2012 was the year of the Dragon in the Chinese calendar. I talked a lot about the year of the Dragon and what is symbolized in my first few yoga classes of the year that I taught. You see this was supposed to be a year of epic successes and fatal failures. A year that moved by quickly. Much like the dragon’s body there were to be great arching highs and substantial lows; a year where the love and energy that you put in would be returned ten-fold, and the negative energy returned like poison. Looking back on this year I see it was all this and more for me.
I started the year taking spin and kettlebell teacher training at my gym. I went from teaching one yoga class a day to two, and then after a few other teachers left, I acquired a spin class and a kettlebell barre class. Of the two original yoga classes one was taken away, but then I was offered two more which brought me to teaching five classes a week at one gym and one a month at another. The energy I put in to teaching was returned to me times ten as promised by the year of the Dragon. The more classes I took and the stronger I became the more energy I was able to pass on and the more students grew to know me. I learned a strategy that has benefited me tremendously, which was if you can’t get your existing friends to come take your classes then make friends with the people who do. I went to Costa Rica on a yoga teacher training retreat. In Costa Rica, into the fire when we left, I put in worry and self doubt, and I took home with me a courageous spirit and melted heart. Both have lasted longer than the suntan.

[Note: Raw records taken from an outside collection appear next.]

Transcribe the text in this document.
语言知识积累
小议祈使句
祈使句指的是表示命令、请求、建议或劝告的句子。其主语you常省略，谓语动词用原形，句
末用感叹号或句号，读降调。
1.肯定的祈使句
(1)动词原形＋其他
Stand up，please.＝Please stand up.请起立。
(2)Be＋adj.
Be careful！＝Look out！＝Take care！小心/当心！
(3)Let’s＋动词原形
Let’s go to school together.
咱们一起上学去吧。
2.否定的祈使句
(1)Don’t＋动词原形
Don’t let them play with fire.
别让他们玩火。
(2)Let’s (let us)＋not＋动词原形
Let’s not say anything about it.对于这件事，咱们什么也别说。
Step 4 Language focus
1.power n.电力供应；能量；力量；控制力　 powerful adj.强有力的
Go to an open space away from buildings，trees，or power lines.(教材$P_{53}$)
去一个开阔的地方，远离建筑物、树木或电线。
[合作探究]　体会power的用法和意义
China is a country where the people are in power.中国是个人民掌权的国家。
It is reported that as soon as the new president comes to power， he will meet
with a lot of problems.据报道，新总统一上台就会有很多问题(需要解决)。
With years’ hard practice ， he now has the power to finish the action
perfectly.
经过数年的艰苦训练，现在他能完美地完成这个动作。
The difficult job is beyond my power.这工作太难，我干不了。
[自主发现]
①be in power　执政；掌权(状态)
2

While my flight attendant job remained pretty much the same as it has the past 7 years, I flourished at my gym and had many opportunities presented to me that I took advantage of. I became a mentor to a group of yoga teacher trainees and supported them on their journey to become teachers. They taught me even more than I think I could have taught them and through their journey I was humbled by my own struggles and uncertainty. It’s a daunting task for anyone to get up in front of a room of people and spill your heart while hoping to inspire. I learned to speak from my heart this year instead of from what I read in books. In the past few months I’ve had more students cry and confide in me that I opened up something deep inside them than ever before.
And another important shift in my life helped open up my eyes and my world as well… becoming pregnant. It’s no surprise to those close to me by now that this was not what I expected from this year. But it’s the year of the dragon – things happened with such a quickness I did not expect. After finding out in August I’ll admit there were moments where I thought my life as I knew it was going to be over. I had to cancel plans to go to Costa Rica for the next teacher’s retreat in 2013, and I had to give up a big part of my social life, which was drinking. What I didn’t know was how many people I would inspire with my journey along the way. I have had so many women at the gym confide in me that they work harder because they see me working hard. Some of them are pregnant and some are not. Some are just finding out they are pregnant and haven’t even told their families but want to share with me. Some have already had their children and are struggling to get back in shape. So many stories and so many faces and names that I never would have learned without becoming pregnant myself. I am humbled and thankful. I have grown closer to some of my friends, by taking a step on the same path they have chosen, and I have grown apart from others because my life is moving down a different path. It’s definitely been a year of highs and lows.
So as I say goodbye to 2012 I reflect back on all the abundance it has brought to me. Some of this was self-created and some were just simple blessings I didn’t ask for but have been happy to receive. I know I wouldn’t be where I am without the strong backing of not only my friends but my family and everyone who has believed in me. The year of the dragon has bestowed more successes than failures on me, and I hope the same is true for all of you.
My resolution for last year was to “resolve to evolve.” It’s a broad resolution but to me it basically meant not staying stagnant and moving forward in a quest to constantly re-invent myself. I think I accomplished this task pretty well as I look back over 2012. This year I am resolving to surrender to the journey. My life as I know it is about to change, and I know there will be many factors beyond my control. My hope is to do the best I can and handle everything the best way I know how. I may not be able to travel as much next year or hike as many peaks as I’d like but my family of two is about to become a family of three and I can’t be selfish anymore. I have enjoyed many years of being selfish and having my time as my own and now it’s time to surrender to the year of the snake. The Chinese believe the snake stays in a coil so as not to show it’s whole body and give away it’s secrets and that’s exactly how I believe 2013 will be – a year to be coiled inside myself, lying in wait for what’s to come.